In simple terms, a linear combination involves scaling and adding vectors to create a third vector. Imagine vectors as arrows in space.
When you take two or more of these arrows and combine them by scaling (making them longer or shorter) and then adding them together, you are forming a linear combination.
This concept is crucial in vector addition as it helps determine a vector's position within a space defined by other vectors.

• For any given vector \( \mathbf{c} \) that lies within the same plane as vectors \( \mathbf{a} \) and \( \mathbf{b} \), you can express \( \mathbf{c} \) as \( \mathbf{c} = s \mathbf{a} + t \mathbf{b} \), where \( s \) and \( t \) are scalars.
• The scalars \( s \) and \( t \) stretch or shrink the vectors \( \mathbf{a} \) and \( \mathbf{b} \) respectively, and determine how much of each vector is used in forming \( \mathbf{c} \).

Linear combinations are not limited to just two vectors; they can involve any number of vectors. This flexibility makes them powerful tools in geometry and linear algebra, aiding in describing spaces of various dimensions.
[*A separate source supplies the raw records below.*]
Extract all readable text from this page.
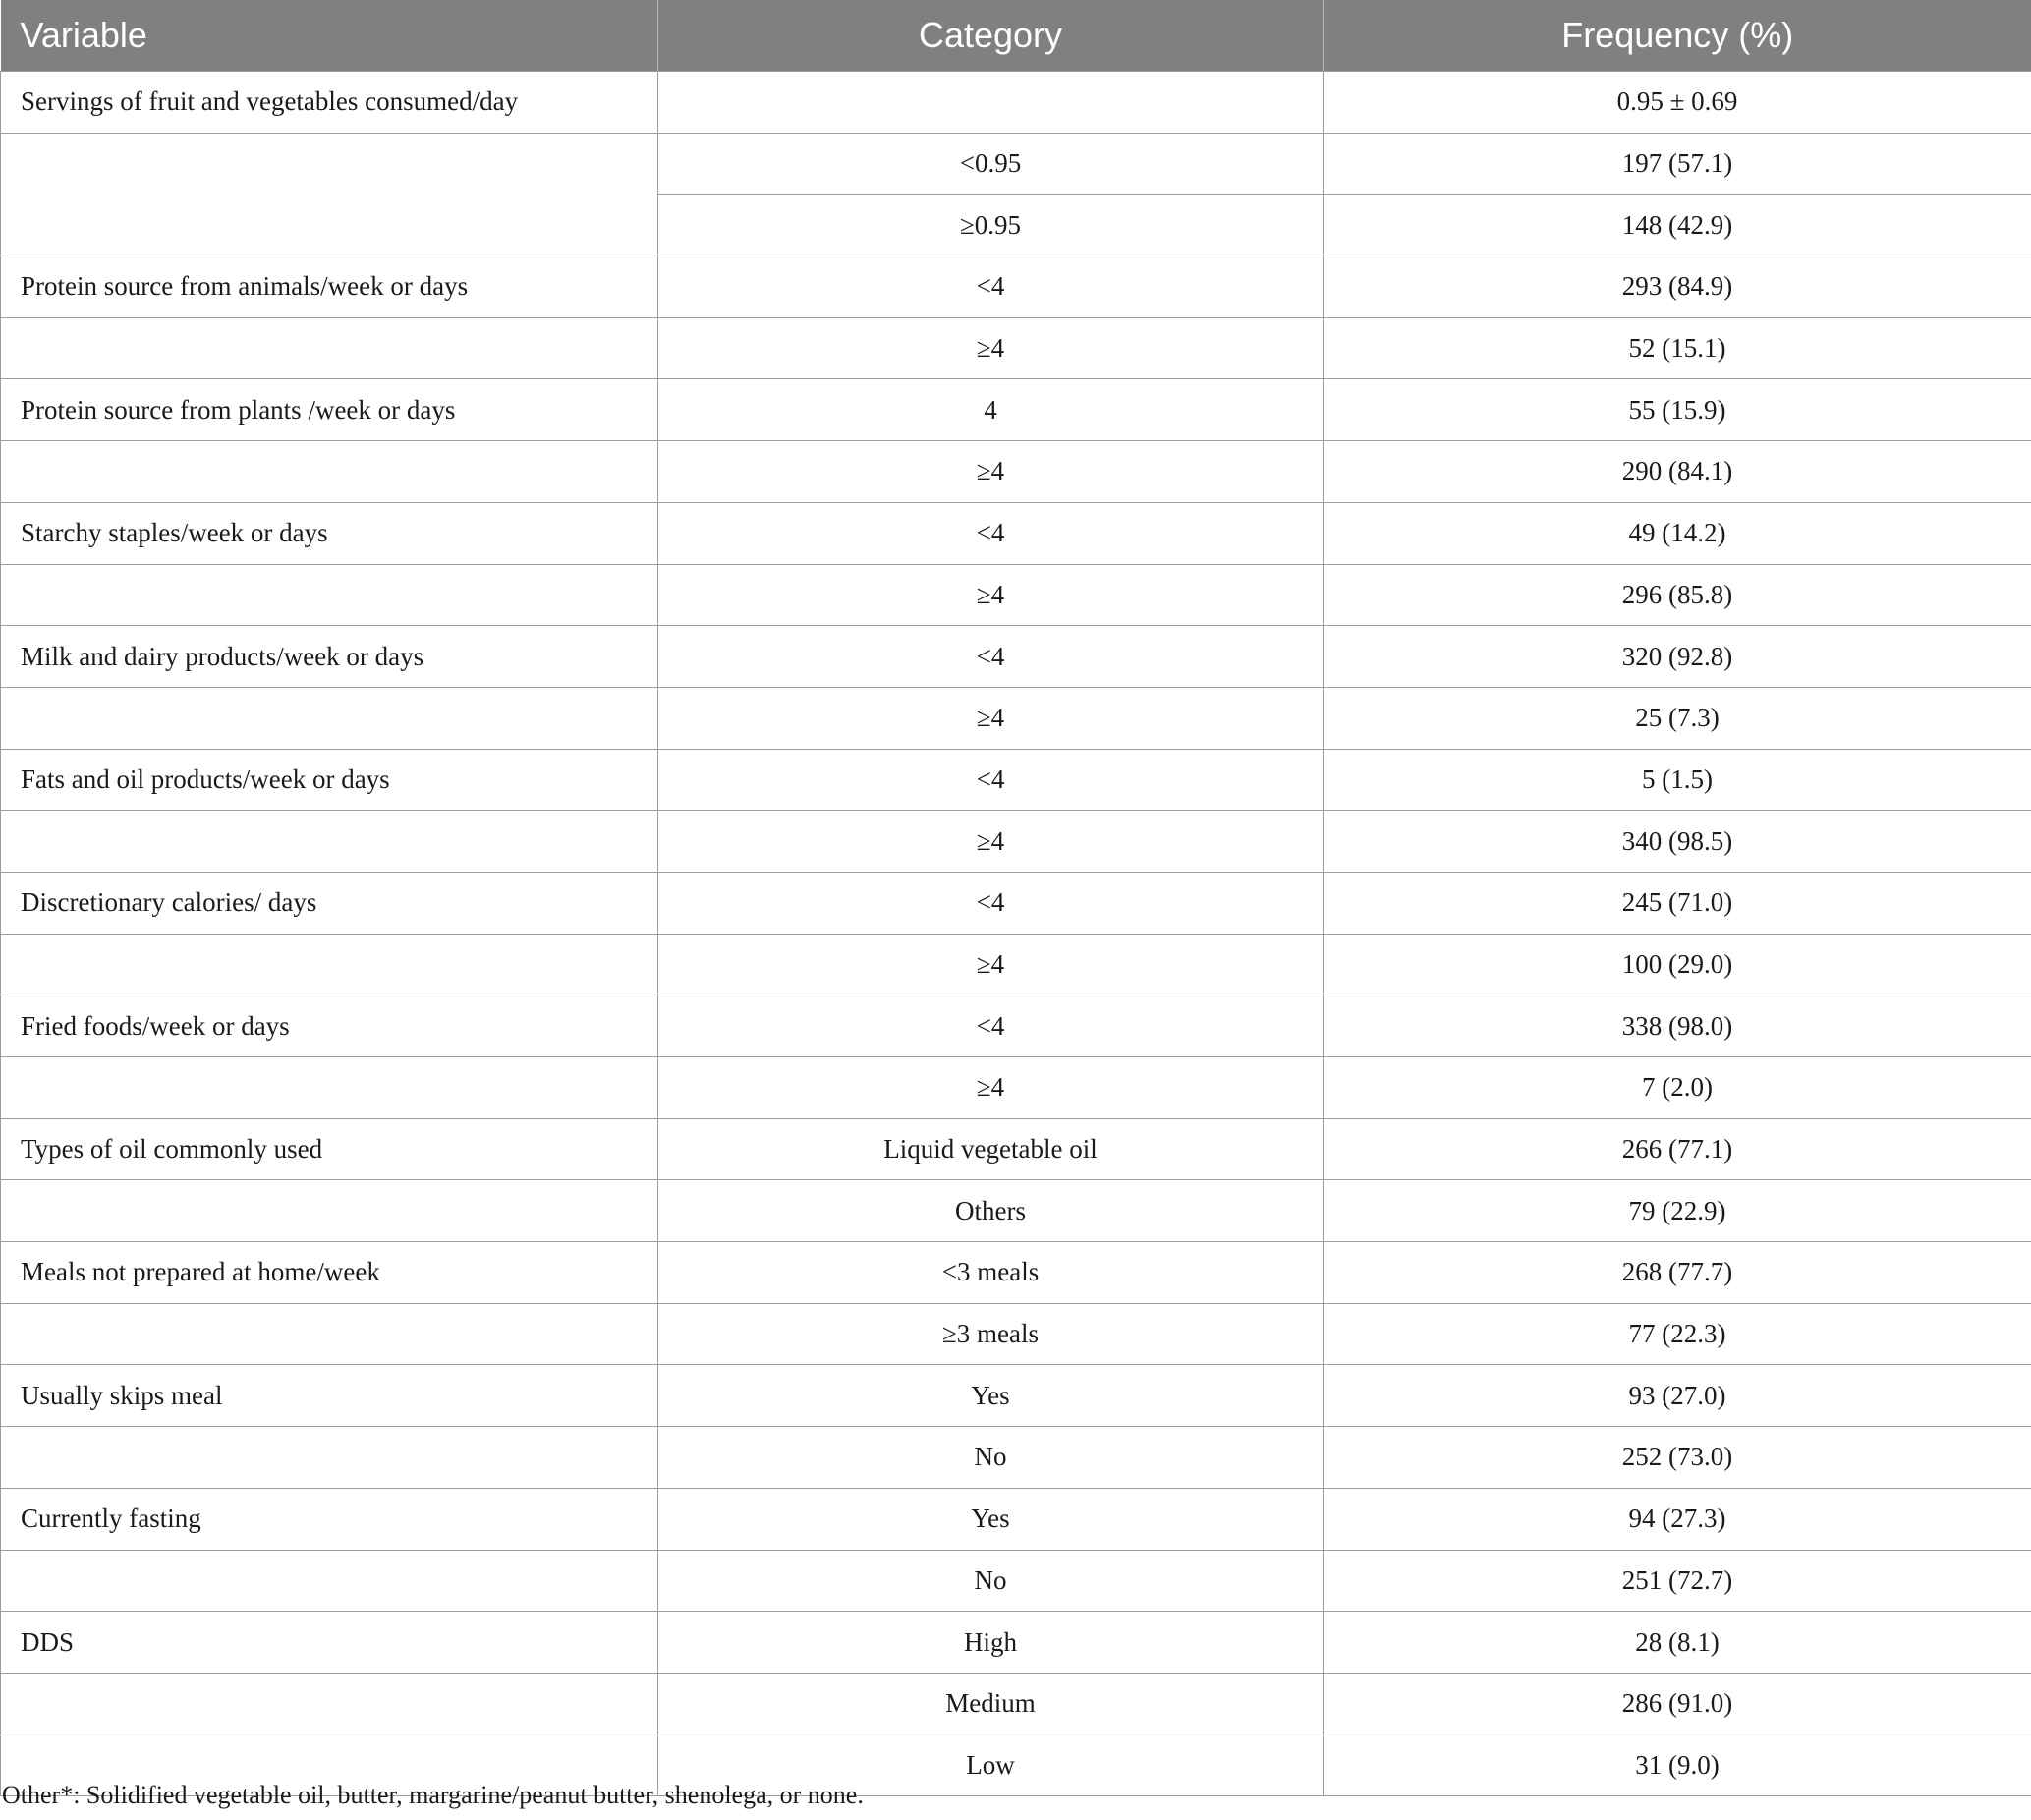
Variable	Category	Frequency (%)
Servings of fruit and vegetables consumed/day		0.95 ± 0.69
	<0.95	197 (57.1)
	≥0.95	148 (42.9)
Protein source from animals/week or days	<4	293 (84.9)
	≥4	52 (15.1)
Protein source from plants /week or days	4	55 (15.9)
	≥4	290 (84.1)
Starchy staples/week or days	<4	49 (14.2)
	≥4	296 (85.8)
Milk and dairy products/week or days	<4	320 (92.8)
	≥4	25 (7.3)
Fats and oil products/week or days	<4	5 (1.5)
	≥4	340 (98.5)
Discretionary calories/ days	<4	245 (71.0)
	≥4	100 (29.0)
Fried foods/week or days	<4	338 (98.0)
	≥4	7 (2.0)
Types of oil commonly used	Liquid vegetable oil	266 (77.1)
	Others	79 (22.9)
Meals not prepared at home/week	<3 meals	268 (77.7)
	≥3 meals	77 (22.3)
Usually skips meal	Yes	93 (27.0)
	No	252 (73.0)
Currently fasting	Yes	94 (27.3)
	No	251 (72.7)
DDS	High	28 (8.1)
	Medium	286 (91.0)
	Low	31 (9.0)
Other*: Solidified vegetable oil, butter, margarine/peanut butter, shenolega, or none.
In the context of vectors, plane geometry refers to the study of flat, two-dimensional surfaces. When you have vectors \( \mathbf{a} \) and \( \mathbf{b} \) that are not parallel, they determine a plane. Think of this plane like a sheet of paper; any vector on this "sheet" can be described using \( \mathbf{a} \) and \( \mathbf{b} \).
This ability to describe any point on the plane using vectors simplifies understanding their geometry.

• Each vector in this plane can be imagined as a journey starting at the origin, moving in one direction along \( \mathbf{a} \) and then in another direction along \( \mathbf{b} \).
• This motion can be precisely represented as a linear combination of \( \mathbf{a} \) and \( \mathbf{b} \), with scalars determining the travel amount along each vector.

Using plane geometry, complex paths and shapes can easily be broken down into simpler components, enabling easier analysis and solving of geometric problems.

Linear independence is a fundamental property in vector analysis. When vectors are linearly independent, no vector in the group can be written as a combination of the others.
This unique trait ensures that each vector adds a new direction or dimension to the space, important in forming coordinate systems in geometry.

• For example, vectors \( \mathbf{a} \) and \( \mathbf{b} \) are not parallel, indicating they are linearly independent. Because they don't lie on the same line, neither can be a scalar multiple of the other.
• This independence allows \( \mathbf{a} \) and \( \mathbf{b} \) to create a plane, where any vector like \( \mathbf{c} \) can be uniquely expressed as \( \mathbf{c} = s\mathbf{a} + t\mathbf{b} \).

Linear independence is crucial for identifying vectors that can form bases for spaces, letting you explore different dimensions comprehensively and without redundancy.